Il bénéficiait auparavant d’une servitude de passage pour accéder à son fonds.

Dans le cadre du nouveau lotissement créé, il bénéficiait d’une servitude de passage entre les lots 11 et 12.

Un plan de servitude a été établi au mois d’avril 2016, plan qu’il a contesté aux motifs que sa largeur ne lui permettait pas de faire passer ses engins agricoles, notamment sa moissonneuse batteuse.

Aux motifs qu'[N] [I] avait commis une faute dans l’exécution de la mission qu’elle lui avait confiée, qu’en raison de cette faute elle avait dû faire procéder à l’établissement d’une nouvelle servitude pour que [P] [M] puisse exploiter son fonds, ce qui avait été pour elle à l’origine de frais importants, la société Rubis Immobilier a, le 24 janvier 2019, assigné [N] [I] et son assureur, la compagnie Allianz, devant le Tribunal de grande instance de Saint-Etienne aux fins de le voir au principal condamner à l’indemniser de son préjudice.

Le 26 août 2019, [N] [I] et la compagnie Allianz ont assigné en intervention forcée Maître [C] [V] et la SCP notariale [C] et Mathieu [V], aux motifs que l’ensemble des servitudes n’a pas été acté dans les actes authentiques de vente du terrain.

Par jugement du 31 mars 2021, le Tribunal judiciaire de Saint-Etienne a :

DÉBOUTÉ la société Rubis Immobilier de sa demande tendant à la condamnation in solidum d'[N] [I] et de la compagnie Allianz au paiement de la somme de 42 654,72 euros TTC avec indexation ;

DÉCLARÉ sans objet l’appel en cause effectué par [N] [I] et la compagnie Alliance à l’encontre de Maître [C] [V] et la SCP [C] [V] et Mathieu [V] ;

DÉBOUTÉ la société Rubis Immobilier de sa demande tendant à la condamnation d'[N] [I] et de la compagnie Allianz pour résistance abusive ;

CONDAMNÉ la société Rubis Immobilier à verser à [N] [I] et la compagnie Allianz la somme de 1 600 euros en application des dispositions de l’article 700 du Code de procédure civile ;

CONDAMNÉ [N] [I] et la société Allianz à verser à Maitre [C] [V] et à la SCP [C] [V] et Mathieu [V] la somme de 1 000 euros sur le fondement de l’article 700 du Code de procédure civile ;

CONDAMNÉ la société Rubis Immobilier aux entiers dépens ;

REJETÉ les demandes plus amples ou contraires formée par les parties.

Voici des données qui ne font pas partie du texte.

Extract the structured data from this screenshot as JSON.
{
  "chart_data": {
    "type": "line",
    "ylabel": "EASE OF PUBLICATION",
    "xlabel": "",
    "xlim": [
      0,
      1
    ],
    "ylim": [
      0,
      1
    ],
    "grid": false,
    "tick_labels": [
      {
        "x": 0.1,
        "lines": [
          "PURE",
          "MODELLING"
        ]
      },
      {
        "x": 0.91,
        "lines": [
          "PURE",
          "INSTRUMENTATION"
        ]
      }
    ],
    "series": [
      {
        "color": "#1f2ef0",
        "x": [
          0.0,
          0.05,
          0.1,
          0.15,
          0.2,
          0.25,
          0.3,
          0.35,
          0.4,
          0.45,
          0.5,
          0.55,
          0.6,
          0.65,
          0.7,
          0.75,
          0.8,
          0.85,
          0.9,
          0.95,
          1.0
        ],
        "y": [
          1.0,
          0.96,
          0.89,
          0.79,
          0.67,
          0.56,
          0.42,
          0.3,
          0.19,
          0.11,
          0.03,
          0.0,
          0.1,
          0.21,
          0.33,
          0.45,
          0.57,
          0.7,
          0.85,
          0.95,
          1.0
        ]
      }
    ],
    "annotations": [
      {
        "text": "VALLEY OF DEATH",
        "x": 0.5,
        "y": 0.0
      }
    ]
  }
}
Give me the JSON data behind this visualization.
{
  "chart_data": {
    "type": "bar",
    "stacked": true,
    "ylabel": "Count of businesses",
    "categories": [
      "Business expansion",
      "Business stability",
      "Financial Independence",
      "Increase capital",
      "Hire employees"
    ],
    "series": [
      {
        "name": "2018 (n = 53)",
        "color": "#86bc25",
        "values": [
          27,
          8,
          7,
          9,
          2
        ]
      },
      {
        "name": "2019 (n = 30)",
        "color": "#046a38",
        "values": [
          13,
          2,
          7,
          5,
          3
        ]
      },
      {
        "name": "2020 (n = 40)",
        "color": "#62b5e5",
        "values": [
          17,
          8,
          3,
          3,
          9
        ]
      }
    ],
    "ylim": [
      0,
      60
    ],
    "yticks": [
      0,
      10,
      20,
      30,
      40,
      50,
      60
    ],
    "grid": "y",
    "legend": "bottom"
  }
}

Le Tribunal a retenu en substance qu’aucune faute contractuelle du géomètre n’était établie, alors que :

La convention du 10 juillet 2015 liant le géomètre à la société Rubis Immobilier ne prévoit pas expressément que la mission du géomètre-expert comprenait la prévision d’une servitude d’une largeur suffisante pour permettre le passage d’engins agricoles de très grande taille ;

Il ressort des pièces versées aux débats qu’une servitude permettant d’accéder au fonds des consorts [M] avait déja été créée le 30 septembre 1970 par acte notarié, que cette servitude, d’une largeur de trois mètres, permettait le passage d’engins agricoles d’un gabarit supérieur à sa largeur, et que c’est du fait de l’édification d’un mur de clôture à la suite du nouveau bornage que le passage entre les lots n°11 et n°12, pourtant d’une largeur de 3,3 mètres, se révèle insuffisant pour permettre le passage d’une moissonneuse batteuse ;

Il est donc non contestable que le géomètre a tenu compte de l’existence d’une servitude dans le cadre de sa mission d’établissement du projet de lotissement ;

La société Rubis Immobilier ne rapporte pas la preuve qu’elle a porté à la connaissance du géomètre-expert que la servitude devait être d’une largeur suffisante pour permettre le passage de moissonneuses batteuses ;

Par ailleurs, [P] [M] a signé le procès-verbal de bornage établi par [N] [I] sans émettre la moindre réserve, alors que ce document permettait de fixer les limites de propriété et donc nécessairement d’apprécier la largeur du passage et l’assiette de la servitude afférente.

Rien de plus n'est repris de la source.